How Important Is Visual Design? - a_pawlowski
Coming from a background of design, I could argue all day about the importance of great design. Whole companies have gained their competitive advantage, not because their product was better, but because their design was (scan.me who sold for 50mil - https:&#x2F;&#x2F;siliconslopes.com&#x2F;snapchat-buys-scan-me-for-50-million-a6d89221c2e6) . Design adds credibility and creates joy when using a product. I believe that companies who care about the design of their products, website, marketing materials, etc are taken more seriously and stand out among competitors - YET - I have seen over and over again the ugliest sites be massively popular and effective (reddit, hackernews) internet marketing funnels with design that would give any designer a conniption - yet they are highly profitable and convert like crazy.

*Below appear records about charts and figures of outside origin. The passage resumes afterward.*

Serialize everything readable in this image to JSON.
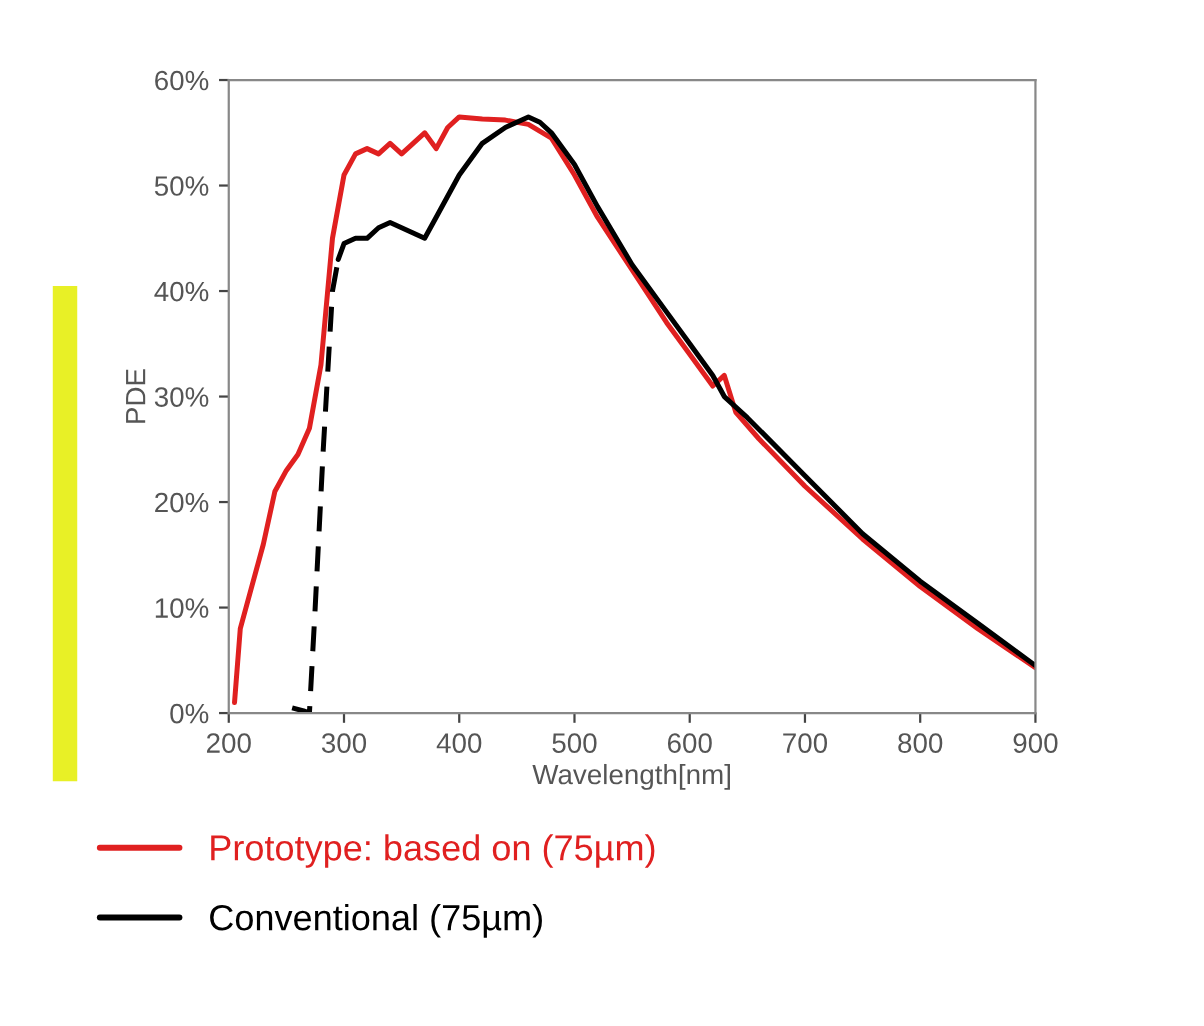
{
  "chart_data": {
    "type": "line",
    "xlabel": "Wavelength[nm]",
    "ylabel": "PDE",
    "xlim": [
      200,
      900
    ],
    "xticks": [
      200,
      300,
      400,
      500,
      600,
      700,
      800,
      900
    ],
    "ylim": [
      0,
      60
    ],
    "yticks": [
      {
        "value": 0,
        "label": "0%"
      },
      {
        "value": 10,
        "label": "10%"
      },
      {
        "value": 20,
        "label": "20%"
      },
      {
        "value": 30,
        "label": "30%"
      },
      {
        "value": 40,
        "label": "40%"
      },
      {
        "value": 50,
        "label": "50%"
      },
      {
        "value": 60,
        "label": "60%"
      }
    ],
    "grid": false,
    "legend": "bottom",
    "marker": "none",
    "series": [
      {
        "name": "Prototype: based on (75µm)",
        "color": "#e02020",
        "line_style": "solid",
        "x": [
          205,
          210,
          220,
          230,
          240,
          250,
          260,
          270,
          280,
          290,
          300,
          310,
          320,
          330,
          340,
          350,
          360,
          370,
          380,
          390,
          400,
          420,
          440,
          460,
          480,
          500,
          520,
          550,
          580,
          600,
          620,
          630,
          640,
          660,
          700,
          750,
          800,
          850,
          900
        ],
        "values": [
          1,
          8,
          12,
          16,
          21,
          23,
          24.5,
          27,
          33,
          45,
          51,
          53,
          53.5,
          53,
          54,
          53,
          54,
          55,
          53.5,
          55.5,
          56.5,
          56.3,
          56.2,
          55.8,
          54.5,
          51,
          47,
          42,
          37,
          34,
          31,
          32,
          28.5,
          26,
          21.5,
          16.5,
          12,
          8,
          4.3
        ]
      },
      {
        "name": "Conventional (75µm)",
        "color": "#000000",
        "line_style": "solid",
        "x": [
          295,
          300,
          310,
          320,
          330,
          340,
          350,
          360,
          370,
          380,
          400,
          420,
          440,
          460,
          470,
          480,
          500,
          520,
          550,
          580,
          600,
          620,
          630,
          650,
          700,
          750,
          800,
          850,
          900
        ],
        "values": [
          43,
          44.5,
          45,
          45,
          46,
          46.5,
          46,
          45.5,
          45,
          47,
          51,
          54,
          55.5,
          56.5,
          56,
          55,
          52,
          48,
          42.5,
          38,
          35,
          32,
          30,
          28,
          22.5,
          17,
          12.5,
          8.5,
          4.5
        ]
      },
      {
        "color": "#000000",
        "line_style": "dashed",
        "x": [
          255,
          265,
          270,
          275,
          282,
          290,
          295
        ],
        "values": [
          0.5,
          0.2,
          0,
          10,
          25,
          40,
          43
        ]
      }
    ]
  }
}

So my question is - How important is design, really? Curious to know how you feel.
======
PaulHoule
Often designers put their hearts into things that look like junk to people on
the outside, or otherwise are not appreciated or have practical downsides.
This is particularly well documented in architecture, see

[https://mitpress.mit.edu/books/learning-las-
vegas](https://mitpress.mit.edu/books/learning-las-vegas)

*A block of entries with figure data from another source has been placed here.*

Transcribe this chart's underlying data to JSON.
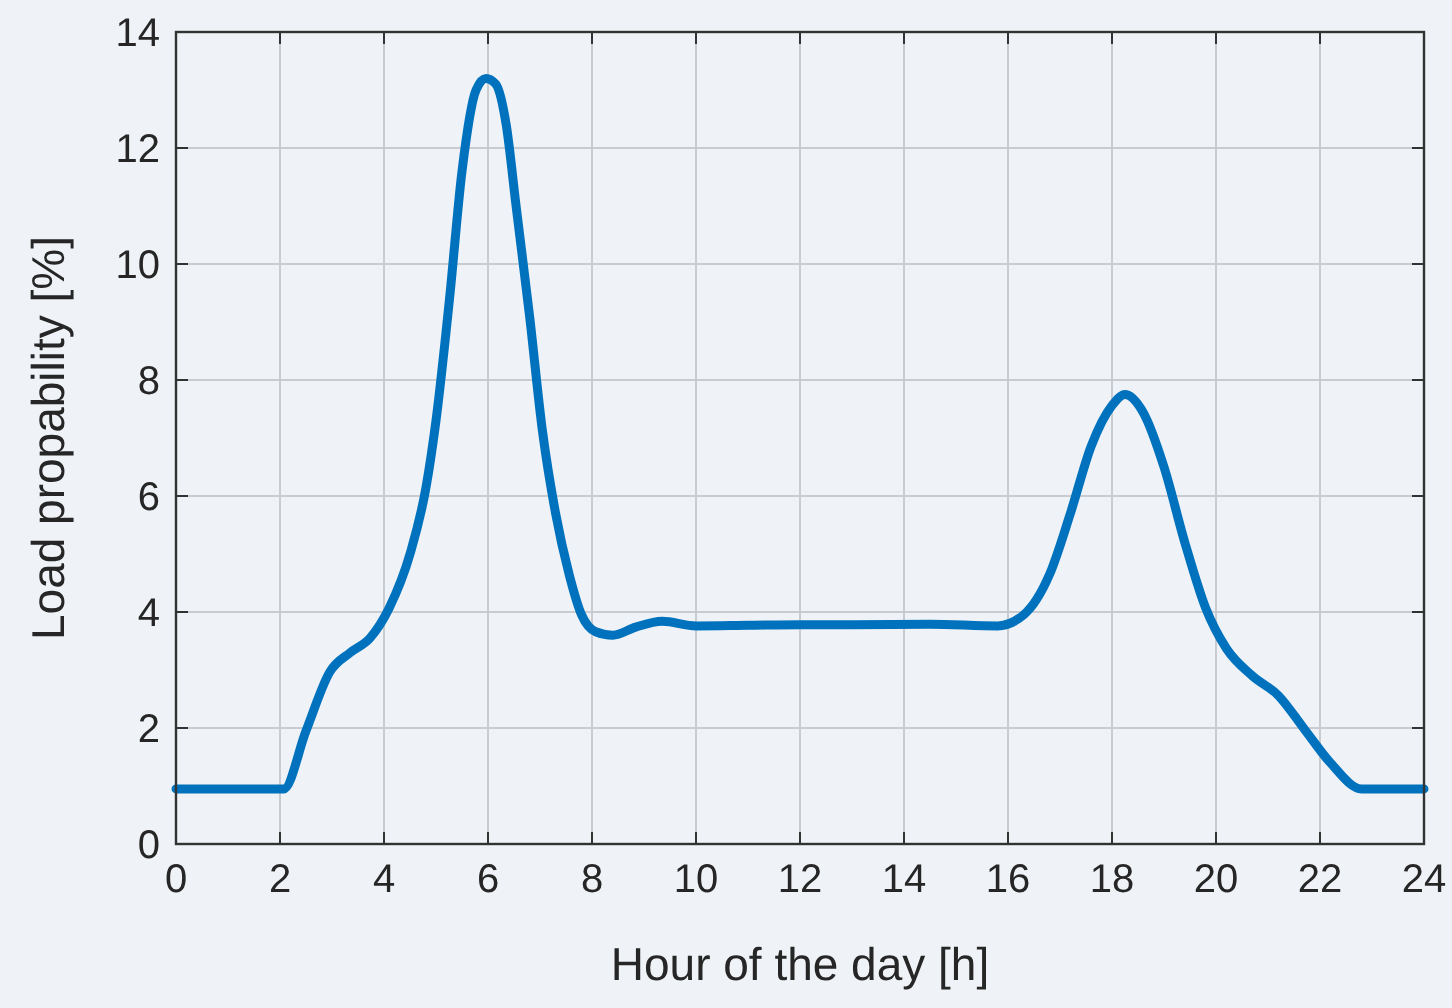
{
  "chart_data": {
    "type": "line",
    "xlabel": "Hour of the day [h]",
    "ylabel": "Load propability [%]",
    "xlim": [
      0,
      24
    ],
    "xticks": [
      0,
      2,
      4,
      6,
      8,
      10,
      12,
      14,
      16,
      18,
      20,
      22,
      24
    ],
    "ylim": [
      0,
      14
    ],
    "yticks": [
      0,
      2,
      4,
      6,
      8,
      10,
      12,
      14
    ],
    "grid": true,
    "marker": "none",
    "line_style": "solid",
    "series": [
      {
        "color": "#0072bd",
        "x": [
          0,
          1,
          2.07,
          2.5,
          2.96,
          3.35,
          3.73,
          4.1,
          4.5,
          4.81,
          5,
          5.26,
          5.5,
          5.77,
          5.96,
          6.15,
          6.35,
          6.54,
          6.8,
          7.05,
          7.3,
          7.56,
          7.8,
          8.07,
          8.4,
          8.84,
          9.35,
          10,
          11,
          12,
          13,
          14.5,
          15.8,
          16.3,
          16.8,
          17.2,
          17.6,
          18,
          18.25,
          18.6,
          19,
          19.4,
          19.8,
          20.2,
          20.7,
          21.2,
          21.7,
          22.2,
          22.8,
          23.4,
          24
        ],
        "values": [
          0.95,
          0.95,
          0.95,
          1.95,
          2.97,
          3.3,
          3.55,
          4.07,
          5.0,
          6.16,
          7.3,
          9.4,
          11.6,
          13.0,
          13.2,
          13.1,
          12.4,
          11.0,
          9.1,
          7.1,
          5.7,
          4.65,
          3.95,
          3.66,
          3.6,
          3.74,
          3.84,
          3.76,
          3.77,
          3.78,
          3.78,
          3.79,
          3.76,
          3.95,
          4.65,
          5.7,
          6.86,
          7.56,
          7.75,
          7.44,
          6.5,
          5.2,
          4.07,
          3.37,
          2.9,
          2.56,
          1.98,
          1.4,
          0.95,
          0.95,
          0.95
        ]
      }
    ]
  }
}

[https://www.amazon.com/Death-Life-Great-American-
Cities/dp/0...](https://www.amazon.com/Death-Life-Great-American-
Cities/dp/067974195X)

and also

[https://www.amazon.com/Visual-Display-Quantitative-
Informati...](https://www.amazon.com/Visual-Display-Quantitative-
Information/dp/1930824130)

I think there is nothing wrong with the "design" of reddit and HN. Those
designs do the job; I think in most cases the design is just a container for
the content. People come to these sites because they want to enjoy the
discussion, not because they want to enjoy art.

If anybody has a complaint about the design of HN, it is that they have a hard
time reading it on phones with small screens.